Actuellement, sur 30 détenus, 9 sont des « mineurs isolés étrangers ». Vrai ou faux, bonne question : des agents pénitentiaires nous avaient expliqué lors du mouvement de janvier dernier qu’ils ont eu des « mineurs étrangers isolés » sortis majeurs et revenus comme mineurs. « Avec une fausse attestation, bien souvent, la justice ne cherche pas à aller plus loin », relève, amer, un surveillant. Et dans le doute… le prévenu passe comme mineur. « On a des soi-disant mineurs qui ont des traits d’hommes de 25 ans, mais comme ils nous arrivent comme mineurs, il faut qu’on les mette avec de vrais mineurs qui sont alors en danger », nous disaient alors des agents.

Du reste, bien souvent majeurs – la France n’est pas la seule à connaître ce problème – les « mineurs isolés étrangers » ne sont souvent pas isolés non plus. C’est en véritables bandes organisées, souvent sur un ressort communautaire, qu’ils pillent Nantes et d’autres villes, en Bretagne comme ailleurs, s’adonnant à la délinquance de rue (vols à l’arraché, avec violence, à la tire, extorsions, vols de caisses…) et au deal.

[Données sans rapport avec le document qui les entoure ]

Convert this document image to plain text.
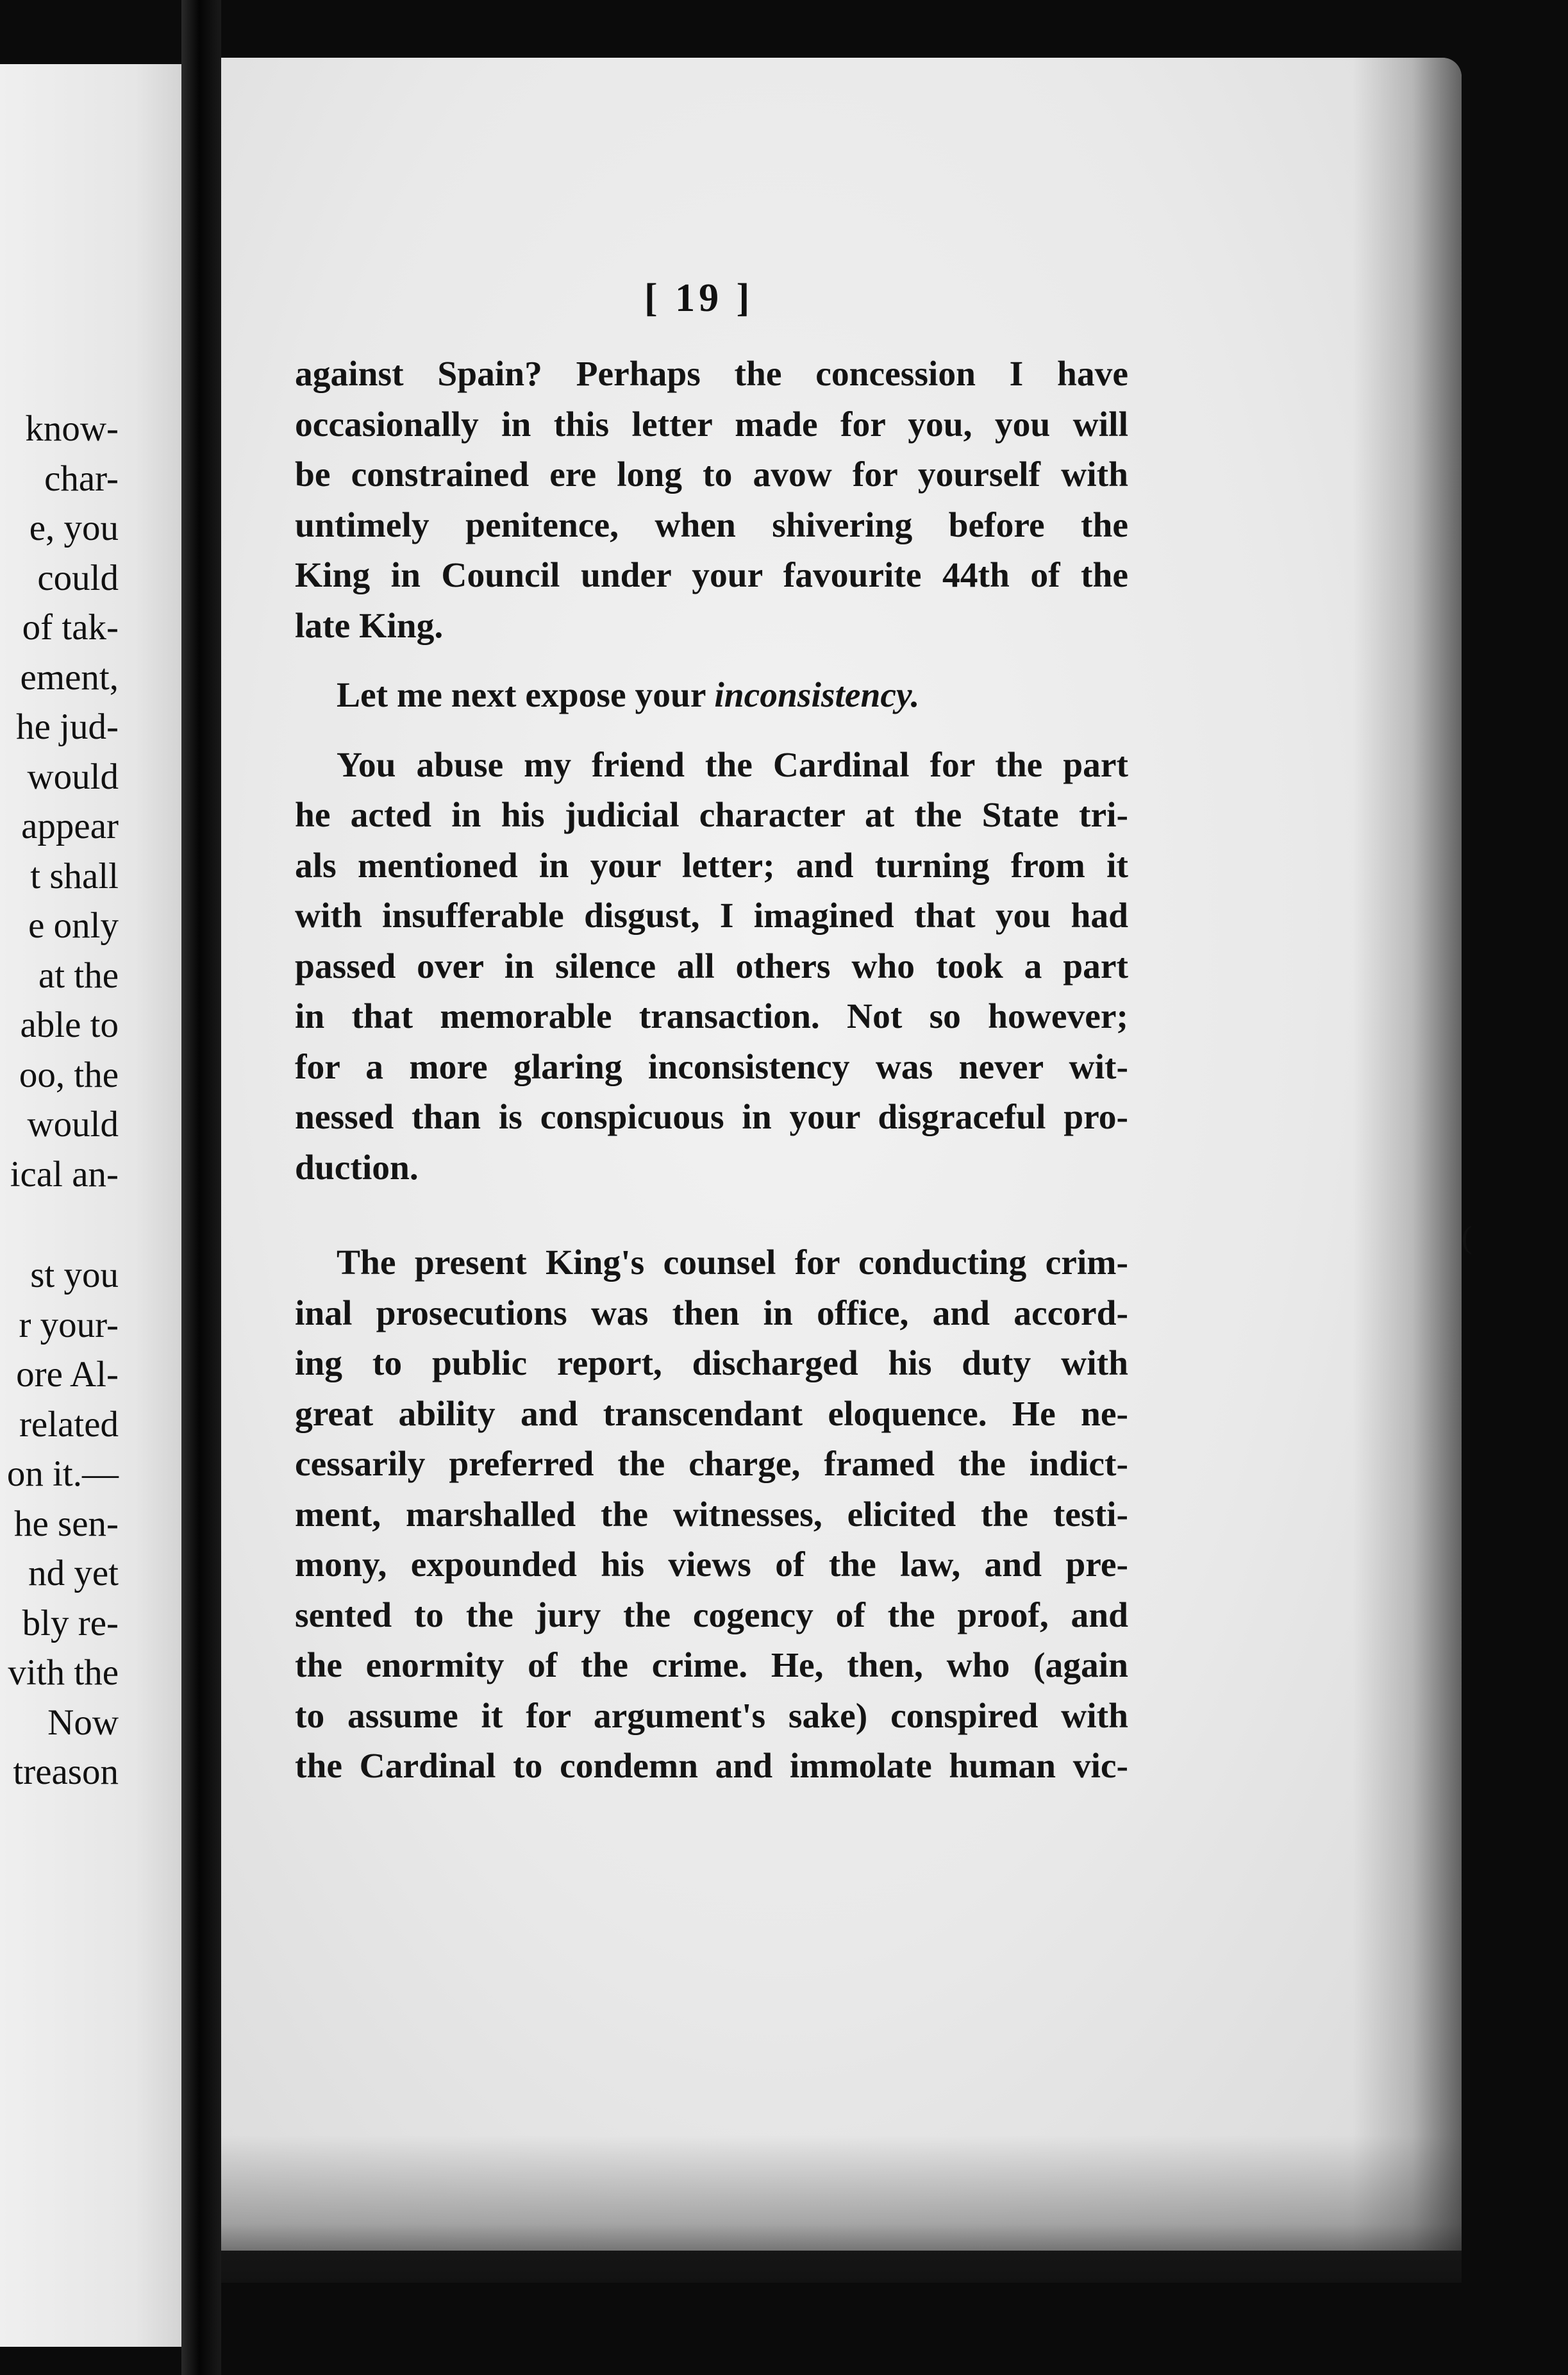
know-
char-
e, you
could
of tak-
ement,
he jud-
would
appear
t shall
e only
at the
able to
oo, the
would
ical an-
st you
r your-
ore Al-
related
on it.—
he sen-
nd yet
bly re-
vith the
Now
treason
[ 19 ]
against Spain? Perhaps the concession I have
occasionally in this letter made for you, you will
be constrained ere long to avow for yourself with
untimely penitence, when shivering before the
King in Council under your favourite 44th of the
late King.
Let me next expose your inconsistency.
You abuse my friend the Cardinal for the part
he acted in his judicial character at the State tri-
als mentioned in your letter; and turning from it
with insufferable disgust, I imagined that you had
passed over in silence all others who took a part
in that memorable transaction. Not so however;
for a more glaring inconsistency was never wit-
nessed than is conspicuous in your disgraceful pro-
duction.
The present King's counsel for conducting crim-
inal prosecutions was then in office, and accord-
ing to public report, discharged his duty with
great ability and transcendant eloquence. He ne-
cessarily preferred the charge, framed the indict-
ment, marshalled the witnesses, elicited the testi-
mony, expounded his views of the law, and pre-
sented to the jury the cogency of the proof, and
the enormity of the crime. He, then, who (again
to assume it for argument's sake) conspired with
the Cardinal to condemn and immolate human vic-
(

Dix ans après son ouverture, l’EPM d’Orvault est loin d’être une réussite. Au contraire, il offre un exemple éclatant des imperfections et des limites du système pénitentiaire français : des prisons qui ne font plus peur qu’aux honnêtes gens, des centaines d’étrangers qui ne viennent en France que pour s’adonner à la délinquance – 14.964 purgent actuellement une peine, dont de nombreux marocains, algériens, tunisiens et roumains parmi eux – une justice des mineurs dépassée et incapable de prendre en compte les soi-disant « mineurs isolés étrangers », des peines qui ne font pas sens et des lois inapplicables et d’ailleurs mal appliquées. Bref, pas de quoi pavoiser, vraiment.